We are not so well equipped to utilize the resources of the internet for reasoned conversation or civil debate but even less so in praising what is good or convincing each other what is right and salutary.  There are some who do just that.  They are positive and build up more than they tear down.  From podcast to blog to talk show they lay before us in humble expectation the cause of Scripture, creed, confession, and truth.  I laud them for what they do and know that this is to good effect.  I cannot count how many have given my own congregation a try because they heard the Word proclaimed and of a church body in which this proclamation was normal and normative.  I only wish there were more who were intent upon using the various platforms available to convince rather then ratting out in public what they find wrong.  I may seem to do the same but it is not truly my intent to be a tell all site but rather to prod us even by our wrongs to do what is right.  I apologize when I do something else.

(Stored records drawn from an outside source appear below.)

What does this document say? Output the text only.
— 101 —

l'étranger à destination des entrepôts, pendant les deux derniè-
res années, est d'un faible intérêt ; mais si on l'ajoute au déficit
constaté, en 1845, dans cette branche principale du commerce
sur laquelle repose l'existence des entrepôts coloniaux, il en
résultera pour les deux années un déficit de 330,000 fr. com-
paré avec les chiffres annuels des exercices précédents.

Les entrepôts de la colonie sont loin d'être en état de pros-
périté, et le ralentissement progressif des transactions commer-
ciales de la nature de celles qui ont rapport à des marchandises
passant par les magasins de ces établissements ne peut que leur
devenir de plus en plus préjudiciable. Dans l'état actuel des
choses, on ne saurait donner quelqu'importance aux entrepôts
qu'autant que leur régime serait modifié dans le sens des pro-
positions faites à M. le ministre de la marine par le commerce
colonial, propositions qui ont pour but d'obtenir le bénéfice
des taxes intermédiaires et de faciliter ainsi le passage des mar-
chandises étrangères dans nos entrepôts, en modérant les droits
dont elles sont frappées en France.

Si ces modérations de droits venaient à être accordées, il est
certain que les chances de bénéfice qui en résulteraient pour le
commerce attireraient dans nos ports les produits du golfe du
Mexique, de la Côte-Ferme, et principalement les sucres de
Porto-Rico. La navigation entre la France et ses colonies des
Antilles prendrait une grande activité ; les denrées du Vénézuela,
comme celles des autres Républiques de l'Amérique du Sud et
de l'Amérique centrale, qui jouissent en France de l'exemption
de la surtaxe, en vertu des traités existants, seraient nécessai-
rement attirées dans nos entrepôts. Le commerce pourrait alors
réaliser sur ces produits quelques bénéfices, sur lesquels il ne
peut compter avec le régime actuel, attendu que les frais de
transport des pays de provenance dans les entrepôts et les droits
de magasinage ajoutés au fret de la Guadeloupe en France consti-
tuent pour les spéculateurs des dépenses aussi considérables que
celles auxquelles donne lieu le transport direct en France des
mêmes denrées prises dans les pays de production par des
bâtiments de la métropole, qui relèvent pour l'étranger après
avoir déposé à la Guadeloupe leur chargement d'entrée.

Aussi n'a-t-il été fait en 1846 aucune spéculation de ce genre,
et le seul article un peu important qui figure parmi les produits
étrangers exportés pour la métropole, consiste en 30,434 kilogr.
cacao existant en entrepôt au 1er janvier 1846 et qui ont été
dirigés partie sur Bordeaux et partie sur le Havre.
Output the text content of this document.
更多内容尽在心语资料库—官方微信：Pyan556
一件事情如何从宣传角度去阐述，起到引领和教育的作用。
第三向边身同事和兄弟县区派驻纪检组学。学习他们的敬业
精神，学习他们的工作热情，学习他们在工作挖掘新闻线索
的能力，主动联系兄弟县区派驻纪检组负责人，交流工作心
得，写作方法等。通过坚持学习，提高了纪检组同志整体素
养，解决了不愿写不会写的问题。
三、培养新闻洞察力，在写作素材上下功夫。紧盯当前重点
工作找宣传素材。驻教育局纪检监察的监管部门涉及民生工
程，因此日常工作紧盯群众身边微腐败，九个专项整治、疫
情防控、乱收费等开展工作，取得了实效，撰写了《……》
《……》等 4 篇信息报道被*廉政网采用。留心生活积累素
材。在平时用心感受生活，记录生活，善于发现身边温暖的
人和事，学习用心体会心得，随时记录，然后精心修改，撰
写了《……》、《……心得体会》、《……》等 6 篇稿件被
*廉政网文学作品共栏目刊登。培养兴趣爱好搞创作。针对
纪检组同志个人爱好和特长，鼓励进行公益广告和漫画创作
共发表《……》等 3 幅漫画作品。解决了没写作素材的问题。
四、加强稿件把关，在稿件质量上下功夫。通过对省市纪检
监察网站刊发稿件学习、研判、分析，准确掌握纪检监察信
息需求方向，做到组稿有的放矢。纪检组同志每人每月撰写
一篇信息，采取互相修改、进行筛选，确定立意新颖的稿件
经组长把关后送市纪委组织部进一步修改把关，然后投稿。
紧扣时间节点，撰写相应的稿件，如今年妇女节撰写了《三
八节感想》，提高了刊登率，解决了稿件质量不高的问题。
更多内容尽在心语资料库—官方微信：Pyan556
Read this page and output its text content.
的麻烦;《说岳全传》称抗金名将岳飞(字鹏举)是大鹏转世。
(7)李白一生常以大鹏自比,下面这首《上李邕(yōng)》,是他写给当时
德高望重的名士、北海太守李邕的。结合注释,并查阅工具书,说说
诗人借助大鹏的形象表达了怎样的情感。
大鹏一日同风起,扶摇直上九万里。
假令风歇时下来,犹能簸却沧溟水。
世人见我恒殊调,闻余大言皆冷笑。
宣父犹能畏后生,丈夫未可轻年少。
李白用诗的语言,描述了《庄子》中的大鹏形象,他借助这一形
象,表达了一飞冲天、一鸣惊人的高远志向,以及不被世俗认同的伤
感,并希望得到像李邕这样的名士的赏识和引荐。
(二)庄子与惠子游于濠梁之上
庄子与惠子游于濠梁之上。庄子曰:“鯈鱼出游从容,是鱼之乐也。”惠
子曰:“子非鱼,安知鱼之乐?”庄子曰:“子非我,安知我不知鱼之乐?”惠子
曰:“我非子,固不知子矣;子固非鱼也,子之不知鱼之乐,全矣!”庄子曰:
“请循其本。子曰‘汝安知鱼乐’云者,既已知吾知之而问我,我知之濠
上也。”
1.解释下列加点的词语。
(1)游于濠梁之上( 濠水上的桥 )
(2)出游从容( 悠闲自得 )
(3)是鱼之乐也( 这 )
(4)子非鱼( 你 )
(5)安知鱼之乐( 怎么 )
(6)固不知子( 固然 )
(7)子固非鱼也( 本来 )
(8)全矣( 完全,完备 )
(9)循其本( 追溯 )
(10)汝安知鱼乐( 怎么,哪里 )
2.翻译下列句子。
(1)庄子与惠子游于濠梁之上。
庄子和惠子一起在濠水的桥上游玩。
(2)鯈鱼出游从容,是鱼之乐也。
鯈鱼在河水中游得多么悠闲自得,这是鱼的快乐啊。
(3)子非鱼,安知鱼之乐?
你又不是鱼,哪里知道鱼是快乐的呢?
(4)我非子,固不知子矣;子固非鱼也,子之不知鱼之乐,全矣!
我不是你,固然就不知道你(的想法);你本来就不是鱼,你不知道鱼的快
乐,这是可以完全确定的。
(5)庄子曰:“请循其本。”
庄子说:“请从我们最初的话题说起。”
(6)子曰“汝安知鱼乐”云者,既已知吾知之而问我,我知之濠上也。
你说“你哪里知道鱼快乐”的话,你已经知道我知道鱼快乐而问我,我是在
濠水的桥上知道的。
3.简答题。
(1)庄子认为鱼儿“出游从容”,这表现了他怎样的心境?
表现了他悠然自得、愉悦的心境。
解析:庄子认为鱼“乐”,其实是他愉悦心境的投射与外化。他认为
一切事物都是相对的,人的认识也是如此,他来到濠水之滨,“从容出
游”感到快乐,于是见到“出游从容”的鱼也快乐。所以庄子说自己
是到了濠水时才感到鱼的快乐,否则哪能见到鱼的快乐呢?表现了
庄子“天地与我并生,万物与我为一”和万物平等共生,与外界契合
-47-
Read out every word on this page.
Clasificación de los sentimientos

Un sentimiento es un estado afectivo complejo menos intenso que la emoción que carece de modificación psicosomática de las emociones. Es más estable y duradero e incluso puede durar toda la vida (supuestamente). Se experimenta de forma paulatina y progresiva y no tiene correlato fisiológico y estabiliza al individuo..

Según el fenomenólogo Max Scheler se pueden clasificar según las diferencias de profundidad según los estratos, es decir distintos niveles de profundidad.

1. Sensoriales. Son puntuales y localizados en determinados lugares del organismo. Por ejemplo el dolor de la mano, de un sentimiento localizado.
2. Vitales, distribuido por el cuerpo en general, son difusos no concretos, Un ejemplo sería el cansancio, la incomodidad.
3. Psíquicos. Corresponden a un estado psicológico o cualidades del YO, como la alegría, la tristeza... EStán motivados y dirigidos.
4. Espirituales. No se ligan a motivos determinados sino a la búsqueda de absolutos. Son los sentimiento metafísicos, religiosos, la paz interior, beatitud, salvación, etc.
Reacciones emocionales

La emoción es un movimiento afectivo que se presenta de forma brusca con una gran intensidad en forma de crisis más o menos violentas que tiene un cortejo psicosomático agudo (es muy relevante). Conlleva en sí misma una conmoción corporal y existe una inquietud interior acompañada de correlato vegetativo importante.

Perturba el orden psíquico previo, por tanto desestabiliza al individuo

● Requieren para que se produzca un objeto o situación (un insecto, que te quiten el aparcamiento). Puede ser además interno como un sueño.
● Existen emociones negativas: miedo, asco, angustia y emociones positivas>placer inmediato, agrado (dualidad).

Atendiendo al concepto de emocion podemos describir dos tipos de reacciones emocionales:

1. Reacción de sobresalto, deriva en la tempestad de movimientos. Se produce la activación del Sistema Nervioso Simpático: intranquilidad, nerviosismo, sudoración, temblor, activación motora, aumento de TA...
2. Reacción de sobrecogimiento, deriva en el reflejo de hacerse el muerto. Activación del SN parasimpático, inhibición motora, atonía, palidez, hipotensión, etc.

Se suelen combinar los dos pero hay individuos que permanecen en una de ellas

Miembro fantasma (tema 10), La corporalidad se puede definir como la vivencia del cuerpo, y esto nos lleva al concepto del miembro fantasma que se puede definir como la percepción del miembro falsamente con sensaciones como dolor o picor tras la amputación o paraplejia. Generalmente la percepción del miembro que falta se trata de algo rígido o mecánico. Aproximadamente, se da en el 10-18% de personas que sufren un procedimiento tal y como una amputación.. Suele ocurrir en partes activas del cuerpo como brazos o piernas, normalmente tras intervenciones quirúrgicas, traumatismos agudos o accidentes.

There is one thing the internet seems ill-quipped to do.  It is a terrible place for a real conversation, for the expression of nuance, for respect for process, and for the discipline that ought to be common but is about as uncommon as common sense.  The internet is good at putting us against each other and into camps of those who disagree and who refuse to be moved from where they stand.  There was a time when I regularly participated in a couple of such online forums but they ended up in stalemates over predictable arguments and it grew tiresome and tragic even to participate.  I am genuinely surprise when comments made on social media are not designed either to throw red meat to the hungry wolves or inflame the dragons among us.  It ought to be the other way around.  Moral outrage with its implicit self-righteousness should not be the norm but the exception.  Or at least I wish it were.

We are accountable to each other in this Synod and we are duty bound to observe the covenants of love that define our relationship but I am not at all sure it is good or helpful to turn us into spies who take to the web to tell all about the sins and failings of others.  I would not be ELCA if it were the final remnant of Lutheranism left but I really am saddened by what it has become.  It is a real tragedy and I cannot but grieve the loss of better predecessor bodies than what their merger became.  Likewise, I am saddened by what Anglicanism has become and what even the seven sisters of Protestantism became in view of what they were once.  I do not want a small but purer Missouri.  I want a growing Missouri which is growing because it is more and more faithful to Scripture, creed, and confession.  I do not want those whose potshots at our church body have sullied our reputation even more to shame us from being truthful and orthodox. Neither do I want us to become a caricature of our pompous selves as those outside us view the Synod and prove correct the stereotype of us as a people who love cutting down more than we can tolerate building up.  I hope the new year bring a little regret for how quick we are to shame each other in public as the first step we take when something is not as it should be.  I pray that in the New Year we will learn how to talk together in pursuit of the fuller orthodoxy and catholicity that is our prayer and not simply to boil things down to the minimum we can all agree upon.

Indeed, the whole point of moderated comments on this blog was to derail the side conversations that became nothing more than rude shouting matches.  This does not glorify God or extend the cause of Christ.  Yes, we must be blunt when wrongs are left without correction from those so charged with these duties yet we should not delight in being the first to publish how bad some of us are.  That is why I am hoping some of those who do that will take a pause from hitting the publish button.  We need have a higher purpose in all of this than delighting in the sins of others or we are Pharisees and Publicans all.